If the water is coming from the heater matrix then you will be losing coolant and what gets into the car will smell of antifreeze, assuming this is present in the engine. I had a slight leak into my first car and it turned out to be a rubber plug that had been displaced rather than a faulty heater matrix.

Good man Wave,,,,,,,,,,,,,,I was writing while you were already answered the question

Thanks when I get car back from dealer, they aren’t doing the work you’ll be pleased to hear, I will check coolant but dealer said it was low. Car didn’t seem to smell of antifreeze.

I should have said “refurbished”. . sorry GB. I’ve had 4 done over the years – significantly cheaper solution than a replacement.

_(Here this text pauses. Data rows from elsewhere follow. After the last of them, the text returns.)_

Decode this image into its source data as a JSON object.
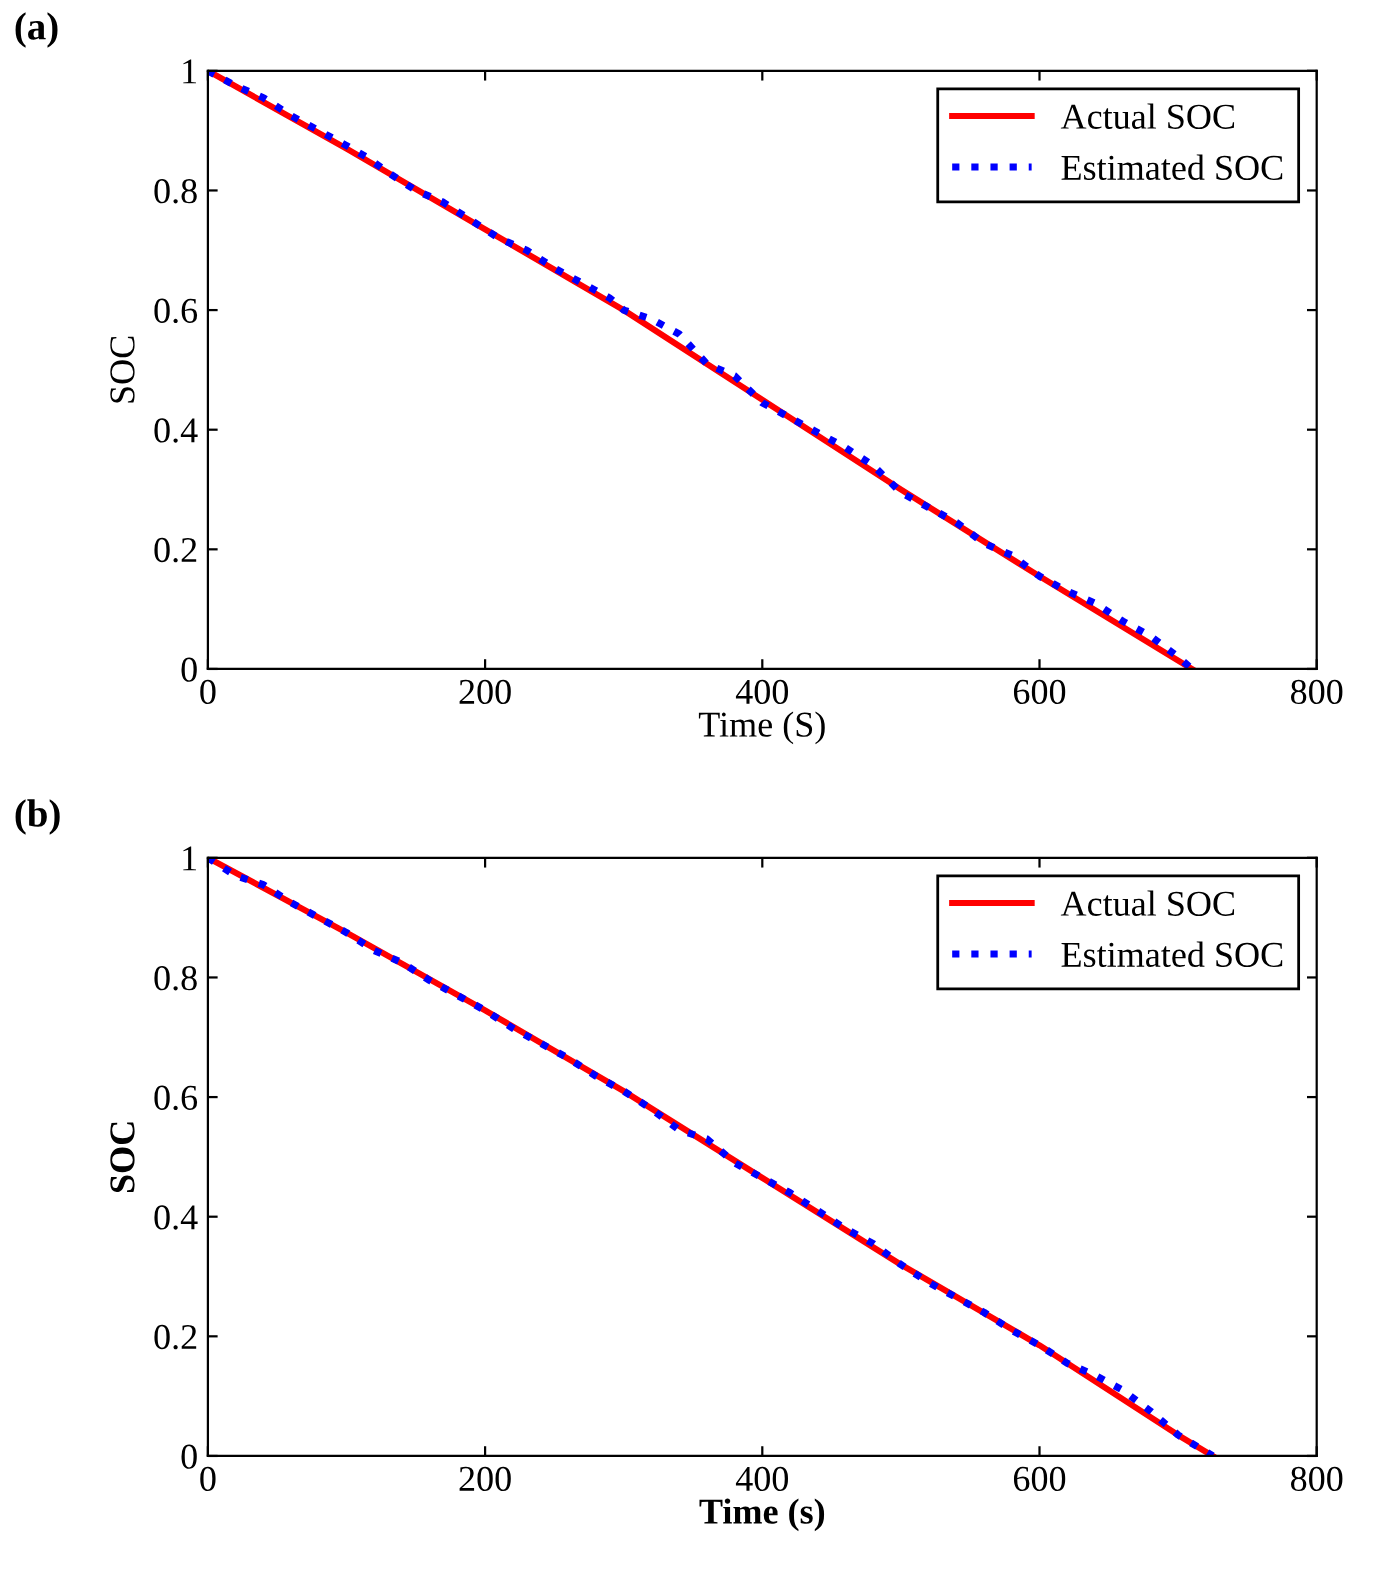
{
  "chart_data": [
    {
      "type": "line",
      "title": "(a)",
      "xlabel": "Time (S)",
      "ylabel": "SOC",
      "xlim": [
        0,
        800
      ],
      "ylim": [
        0,
        1
      ],
      "xticks": [
        0,
        200,
        400,
        600,
        800
      ],
      "yticks": [
        0,
        0.2,
        0.4,
        0.6,
        0.8,
        1
      ],
      "grid": false,
      "legend": "top right",
      "marker": "none",
      "series": [
        {
          "name": "Actual SOC",
          "color": "#ff0000",
          "line_style": "solid",
          "x": [
            0,
            100,
            200,
            300,
            400,
            500,
            600,
            710
          ],
          "values": [
            1,
            0.87,
            0.735,
            0.6,
            0.45,
            0.3,
            0.155,
            0
          ]
        },
        {
          "name": "Estimated SOC",
          "color": "#0000ff",
          "line_style": "dotted",
          "x": [
            0,
            20,
            40,
            60,
            80,
            100,
            115,
            130,
            150,
            170,
            190,
            210,
            230,
            250,
            270,
            290,
            300,
            320,
            340,
            360,
            380,
            400,
            420,
            440,
            460,
            480,
            500,
            520,
            540,
            560,
            580,
            600,
            620,
            640,
            660,
            680,
            700,
            710
          ],
          "values": [
            1,
            0.975,
            0.955,
            0.925,
            0.9,
            0.875,
            0.855,
            0.83,
            0.8,
            0.78,
            0.75,
            0.72,
            0.7,
            0.67,
            0.645,
            0.62,
            0.6,
            0.585,
            0.56,
            0.51,
            0.49,
            0.445,
            0.42,
            0.395,
            0.37,
            0.34,
            0.295,
            0.27,
            0.245,
            0.21,
            0.19,
            0.155,
            0.13,
            0.11,
            0.08,
            0.055,
            0.02,
            0
          ]
        }
      ]
    },
    {
      "type": "line",
      "title": "(b)",
      "xlabel": "Time (s)",
      "ylabel": "SOC",
      "xlim": [
        0,
        800
      ],
      "ylim": [
        0,
        1
      ],
      "xticks": [
        0,
        200,
        400,
        600,
        800
      ],
      "yticks": [
        0,
        0.2,
        0.4,
        0.6,
        0.8,
        1
      ],
      "grid": false,
      "legend": "top right",
      "marker": "none",
      "series": [
        {
          "name": "Actual SOC",
          "color": "#ff0000",
          "line_style": "solid",
          "x": [
            0,
            100,
            200,
            300,
            400,
            500,
            600,
            700,
            725
          ],
          "values": [
            1,
            0.875,
            0.745,
            0.61,
            0.465,
            0.32,
            0.185,
            0.035,
            0
          ]
        },
        {
          "name": "Estimated SOC",
          "color": "#0000ff",
          "line_style": "dotted",
          "x": [
            0,
            20,
            40,
            60,
            80,
            100,
            120,
            140,
            160,
            180,
            200,
            220,
            240,
            260,
            280,
            300,
            320,
            340,
            360,
            380,
            400,
            420,
            440,
            460,
            480,
            500,
            520,
            540,
            560,
            580,
            600,
            620,
            640,
            660,
            680,
            700,
            725
          ],
          "values": [
            1,
            0.97,
            0.955,
            0.925,
            0.9,
            0.875,
            0.845,
            0.825,
            0.795,
            0.77,
            0.745,
            0.715,
            0.69,
            0.665,
            0.635,
            0.61,
            0.58,
            0.545,
            0.53,
            0.49,
            0.465,
            0.44,
            0.41,
            0.38,
            0.355,
            0.32,
            0.29,
            0.265,
            0.24,
            0.21,
            0.185,
            0.155,
            0.135,
            0.11,
            0.075,
            0.035,
            0
          ]
        }
      ]
    }
  ]
}
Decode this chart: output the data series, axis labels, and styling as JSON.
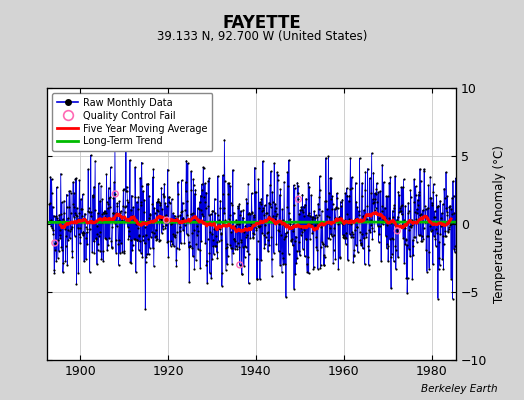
{
  "title": "FAYETTE",
  "subtitle": "39.133 N, 92.700 W (United States)",
  "ylabel": "Temperature Anomaly (°C)",
  "credit": "Berkeley Earth",
  "year_start": 1893,
  "year_end": 1987,
  "ylim": [
    -10,
    10
  ],
  "yticks": [
    -10,
    -5,
    0,
    5,
    10
  ],
  "xticks": [
    1900,
    1920,
    1940,
    1960,
    1980
  ],
  "fig_bg_color": "#d4d4d4",
  "plot_bg_color": "#ffffff",
  "raw_line_color": "#0000dd",
  "raw_dot_color": "#000000",
  "moving_avg_color": "#ff0000",
  "trend_color": "#00bb00",
  "qc_fail_color": "#ff69b4",
  "grid_color": "#c8c8c8",
  "seed": 42,
  "n_months": 1128,
  "noise_std": 2.3,
  "trend_slope": -0.002
}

Bad bad diagnosis of both problems
Alternators not charging is a really simple thing to diagnose……………If they cannot manage this it’s time you moved
Yes,,,,,,Alternators can be rewound but it is unlikely to be the windings…………..I could count on my fingers the amount of burned out winding I’ve seen
Even–“Rewind” is just another way to at your money but if your not handy your going to have to take someone’s word for it
………….Some alternators today have their charging controlled from the vehicle ECU rather than having an on board voltage regulator…………Voltage regulator and brushes are the two popular items………………
Take it to an Auto Electrician………….

Heater matrix/water inside……..?????????
This is pretty simple again and this one you’ll figure for yourself………….
If the heater matrix is leaking the engine coolant will need topping up regular…………..
If the coolant is not dropping it is impossible to be the matrix as the heater circulates only engine coolant……………….No coolant used,,,,,,,,,,,,,no leaky matrix

You say a lot of water in the cabin………………A leak that big from the cooling system would most likely have the engine boiling its little head off literally……….
Some of these Korean 4x4s and for certain the Sportage/Tucson had some type of problem with a bulkhead panel that leaks serious amounts of water causing the floor to get wet……………………..My son in law had this very problem but he decided it was time for a change so I cannot advise further………………..I’m assuming the same company uses similar design across its cars…….
He got a couple of silly quotes for the panel which I cant see being a two day job

Hope that helps

I agree with DK that alternator windings are rarely the problem. Specialist companies will rebuild alternators and starter motors remarkably cheaply, and can cope with electrical problems and replacing bearings.

Thanks DeeKay , the water problem I feel is not the coolant. The engine temp has not been increasing and the water has been very dirty.